ICME PReDD

PReDD: Post-Distillation Refinement for Dataset Distillation

The Institute of Intelligent Computing, UESTC, Chengdu, China
Ubiquitous Intelligence and Trusted Services Key Laboratory of Sichuan Province, Chengdu, China
ICME 2026
^*Indicates Corresponding Author

Abstract

Dataset distillation compresses large datasets into compact synthetic subsets for efficient learning. However, existing methods often rely on specific surrogate models, resulting in undesirable high-frequency patterns and limited cross-architecture generalization. To address this issue, we introduce PReDD, a training-free and Post-distillation Refinement method that improves the quality of Distilled Datasets without retraining the original pipeline. PReDD encodes distilled images into the latent space of a pre-trained VAE and applies a truncated reverse diffusion process to refine them, effectively suppressing surrogate-induced high-frequency patterns while enhancing semantic content. Our method is model-agnostic and compatible with various distillation techniques. Extensive experiments demonstrate that PReDD consistently achieves state-of-the-art performance in cross-architecture evaluation, showcasing superior generalization in dataset distillation.

Motivation and Our Contribution

As shown in Figure above, a key limitation of surrogate-driven distillation is the emergence of excessive high-frequency patterns in synthetic images. We quantify these patterns using Fourier analysis by computing the ratio of spectral energy in the high-frequency band (normalized radial frequency r ≥ 0.5) and plotting its distribution across samples. Distilled datasets exhibit higher high-frequency energy than random, which correlates with degraded cross-architecture generalization. In contrast, PReDD reduces these patterns, producing spectra closer to or even lower than those of randomly chosen real samples.
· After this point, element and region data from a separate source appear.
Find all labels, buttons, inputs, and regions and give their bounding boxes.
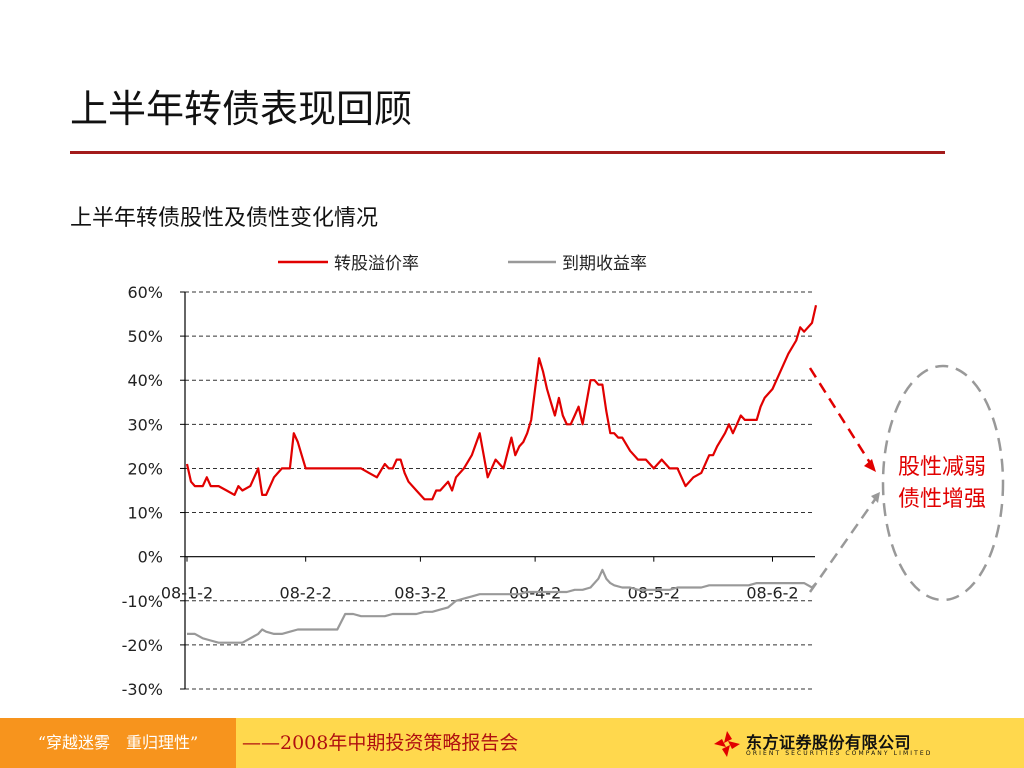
- x-axis-ticks: 08-1-2 08-2-2 08-3-2 08-4-2 08-5-2 08-6-2: [161, 556, 799, 603]
- y-tick-label: -30%: [122, 680, 163, 699]
- x-tick-label: 08-1-2: [161, 584, 213, 603]
- x-tick-label: 08-3-2: [394, 584, 446, 603]
- logo-company-name: 东方证券股份有限公司: [746, 733, 912, 752]
- y-tick-label: 30%: [127, 415, 163, 434]
- annotation-arrow-red: [808, 367, 874, 467]
- chart-series: [185, 304, 818, 644]
- y-tick-label: 40%: [127, 371, 163, 390]
- annotation-dashed-ellipse: [881, 364, 1005, 602]
- line-chart: 转股溢价率 到期收益率 60% 50% 40% 30% 20% 10% 0% -10% -20%…: [122, 254, 1005, 699]
- footer-motto: “穿越迷雾 重归理性”: [0, 718, 236, 768]
- annotation-arrowhead-red: [864, 459, 876, 472]
- annotation-arrow-gray: [808, 497, 878, 593]
- annotation-line-2: 债性增强: [897, 487, 986, 512]
- logo-company-name-en: ORIENT SECURITIES COMPANY LIMITED: [746, 750, 933, 757]
- company-logo: 东方证券股份有限公司 ORIENT SECURITIES COMPANY LIM…: [712, 727, 952, 761]
- y-axis-ticks: 60% 50% 40% 30% 20% 10% 0% -10% -20% -30%: [122, 283, 186, 699]
- chart-grid: [185, 291, 815, 690]
- footer-slogan: ——2008年中期投资策略报告会: [242, 732, 519, 754]
- legend-label-ytm: 到期收益率: [562, 254, 647, 274]
- x-tick-label: 08-6-2: [746, 584, 798, 603]
- y-tick-label: -10%: [122, 592, 163, 611]
- footer-bar: “穿越迷雾 重归理性” ——2008年中期投资策略报告会 东方证券股份有限公司 …: [0, 718, 1024, 768]
- annotation-callout: [808, 364, 1005, 602]
- annotation-text: 股性减弱 债性增强: [880, 452, 1004, 516]
- x-tick-label: 08-2-2: [280, 584, 332, 603]
- y-tick-label: 20%: [127, 459, 163, 478]
- annotation-line-1: 股性减弱: [897, 455, 986, 480]
- x-tick-label: 08-4-2: [509, 584, 561, 603]
- chart-legend: 转股溢价率 到期收益率: [278, 254, 647, 274]
- legend-label-premium: 转股溢价率: [334, 254, 419, 274]
- series-line-0: [185, 304, 818, 501]
- y-tick-label: 60%: [127, 283, 163, 302]
- y-tick-label: 10%: [127, 504, 163, 523]
- orient-logo-icon: [714, 731, 740, 757]
- x-tick-label: 08-5-2: [628, 584, 680, 603]
- series-line-1: [187, 568, 817, 644]
- annotation-arrowhead-gray: [871, 492, 880, 503]
- y-tick-label: 50%: [127, 327, 163, 346]
- slide-title: 上半年转债表现回顾: [70, 87, 413, 131]
- y-tick-label: 0%: [138, 548, 163, 567]
- chart-heading: 上半年转债股性及债性变化情况: [70, 206, 379, 231]
- y-tick-label: -20%: [122, 636, 163, 655]
- title-divider: [70, 151, 945, 154]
This improvement mitigates structural bias and enhances transferability across architectures.

Our contributions are summarized as follows:

Through Fourier analysis, we reveal that surrogate-driven distilled datasets exhibit high-frequency patterns that hinder generalization.
By encoding distilled samples with a pre-trained VAE and applying truncated reverse diffusion, PReDD suppresses high-frequency components while enhancing semantic fidelity.
PReDD is modular and lightweight, easily integrated into existing pipelines, and achieves state-of-the-art cross-architecture performance on ImageNet subsets.

Visualization

Meow 10ipc DM+PReDD

Fruits 10ipc DM+PReDD

Woof 10ipc DM+PReDD

Squawk 10ipc MTT+PReDD

Nette 10ipc MTT+PReDD

Yellow 10ipc MTT+PReDD

Quantitative Results

Cross-architecture Top-1 accuracy on various ImageNet subsets (IPC = 1, 10). Evaluation on unseen architectures, including ViT-b/16, EfficientNet, ShuffleNetV2, MobileNetV2, and ResNet18. Mean ± std over 5 runs.
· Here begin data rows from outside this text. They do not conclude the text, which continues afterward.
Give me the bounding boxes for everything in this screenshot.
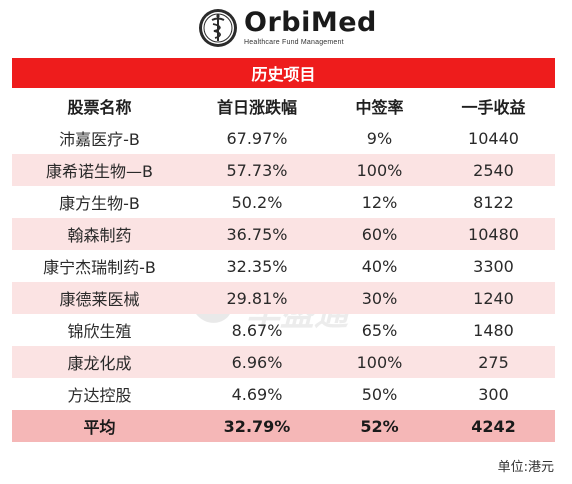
table-row: 康希诺生物—B 57.73% 100% 2540 xyxy=(12,154,555,186)
cell-stock-name: 锦欣生殖 xyxy=(67,322,132,341)
cell-allotment-rate: 100% xyxy=(327,154,432,186)
cell-allotment-rate: 9% xyxy=(366,128,393,148)
cell-first-day-change: 4.69% xyxy=(231,384,283,404)
header-lot-profit: 一手收益 xyxy=(461,98,526,117)
table-row: 锦欣生殖 8.67% 65% 1480 xyxy=(12,314,555,346)
cell-first-day-change: 8.67% xyxy=(231,320,283,340)
cell-allotment-rate: 60% xyxy=(327,218,432,250)
cell-allotment-rate: 65% xyxy=(361,320,398,340)
cell-stock-name: 康宁杰瑞制药-B xyxy=(43,258,156,277)
cell-allotment-rate: 50% xyxy=(361,384,398,404)
cell-allotment-rate: 100% xyxy=(327,346,432,378)
table-header-row: 股票名称 首日涨跌幅 中签率 一手收益 xyxy=(12,90,555,122)
banner-title: 历史项目 xyxy=(251,65,316,84)
cell-allotment-rate: 30% xyxy=(327,282,432,314)
cell-stock-name: 翰森制药 xyxy=(12,218,187,250)
caduceus-seal-icon xyxy=(199,9,237,47)
history-table: 股票名称 首日涨跌幅 中签率 一手收益 沛嘉医疗-B 67.97% 9% 104… xyxy=(12,90,555,442)
cell-stock-name: 康方生物-B xyxy=(59,194,140,213)
cell-first-day-change: 36.75% xyxy=(187,218,327,250)
average-lot-profit: 4242 xyxy=(432,410,555,442)
cell-stock-name: 方达控股 xyxy=(67,386,132,405)
cell-first-day-change: 50.2% xyxy=(231,192,283,212)
header-stock-name: 股票名称 xyxy=(67,98,132,117)
cell-first-day-change: 57.73% xyxy=(187,154,327,186)
cell-lot-profit: 3300 xyxy=(473,256,514,276)
cell-allotment-rate: 40% xyxy=(361,256,398,276)
table-row: 翰森制药 36.75% 60% 10480 xyxy=(12,218,555,250)
average-row: 平均 32.79% 52% 4242 xyxy=(12,410,555,442)
table-row: 康德莱医械 29.81% 30% 1240 xyxy=(12,282,555,314)
cell-lot-profit: 1240 xyxy=(432,282,555,314)
cell-first-day-change: 29.81% xyxy=(187,282,327,314)
cell-stock-name: 康龙化成 xyxy=(12,346,187,378)
unit-note: 单位:港元 xyxy=(497,460,554,475)
cell-lot-profit: 10440 xyxy=(468,128,519,148)
section-banner: 历史项目 xyxy=(12,58,555,88)
table-row: 沛嘉医疗-B 67.97% 9% 10440 xyxy=(12,122,555,154)
header-allotment-rate: 中签率 xyxy=(355,98,404,117)
brand-tagline: Healthcare Fund Management xyxy=(244,39,344,46)
average-allotment-rate: 52% xyxy=(327,410,432,442)
table-row: 康方生物-B 50.2% 12% 8122 xyxy=(12,186,555,218)
cell-lot-profit: 10480 xyxy=(432,218,555,250)
table-row: 方达控股 4.69% 50% 300 xyxy=(12,378,555,410)
brand-name: OrbiMed xyxy=(244,7,377,38)
cell-first-day-change: 32.35% xyxy=(226,256,288,276)
header-first-day-change: 首日涨跌幅 xyxy=(216,98,297,117)
average-first-day-change: 32.79% xyxy=(187,410,327,442)
orbimed-logo: OrbiMed Healthcare Fund Management xyxy=(198,6,377,50)
cell-lot-profit: 300 xyxy=(478,384,509,404)
table-row: 康龙化成 6.96% 100% 275 xyxy=(12,346,555,378)
cell-stock-name: 康德莱医械 xyxy=(12,282,187,314)
cell-stock-name: 康希诺生物—B xyxy=(12,154,187,186)
cell-lot-profit: 1480 xyxy=(473,320,514,340)
average-label: 平均 xyxy=(12,410,187,442)
table-row: 康宁杰瑞制药-B 32.35% 40% 3300 xyxy=(12,250,555,282)
cell-lot-profit: 8122 xyxy=(473,192,514,212)
cell-first-day-change: 6.96% xyxy=(187,346,327,378)
cell-first-day-change: 67.97% xyxy=(226,128,288,148)
cell-lot-profit: 2540 xyxy=(432,154,555,186)
cell-lot-profit: 275 xyxy=(432,346,555,378)
cell-allotment-rate: 12% xyxy=(361,192,398,212)
cell-stock-name: 沛嘉医疗-B xyxy=(59,130,140,149)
Table above summarizes cross-architecture results on multiple ImageNet subsets under IPC=1 and 10. Across all baselines, our PReDD consistently improves generalization on unseen architectures. Gains are particularly pronounced on MTT, where improvements exceed +10% absolute in several settings (e.g., Yellow, Nette at IPC=10). This indicates that PReDD effectively reduces surrogate-induced bias and strengthens semantic consistency.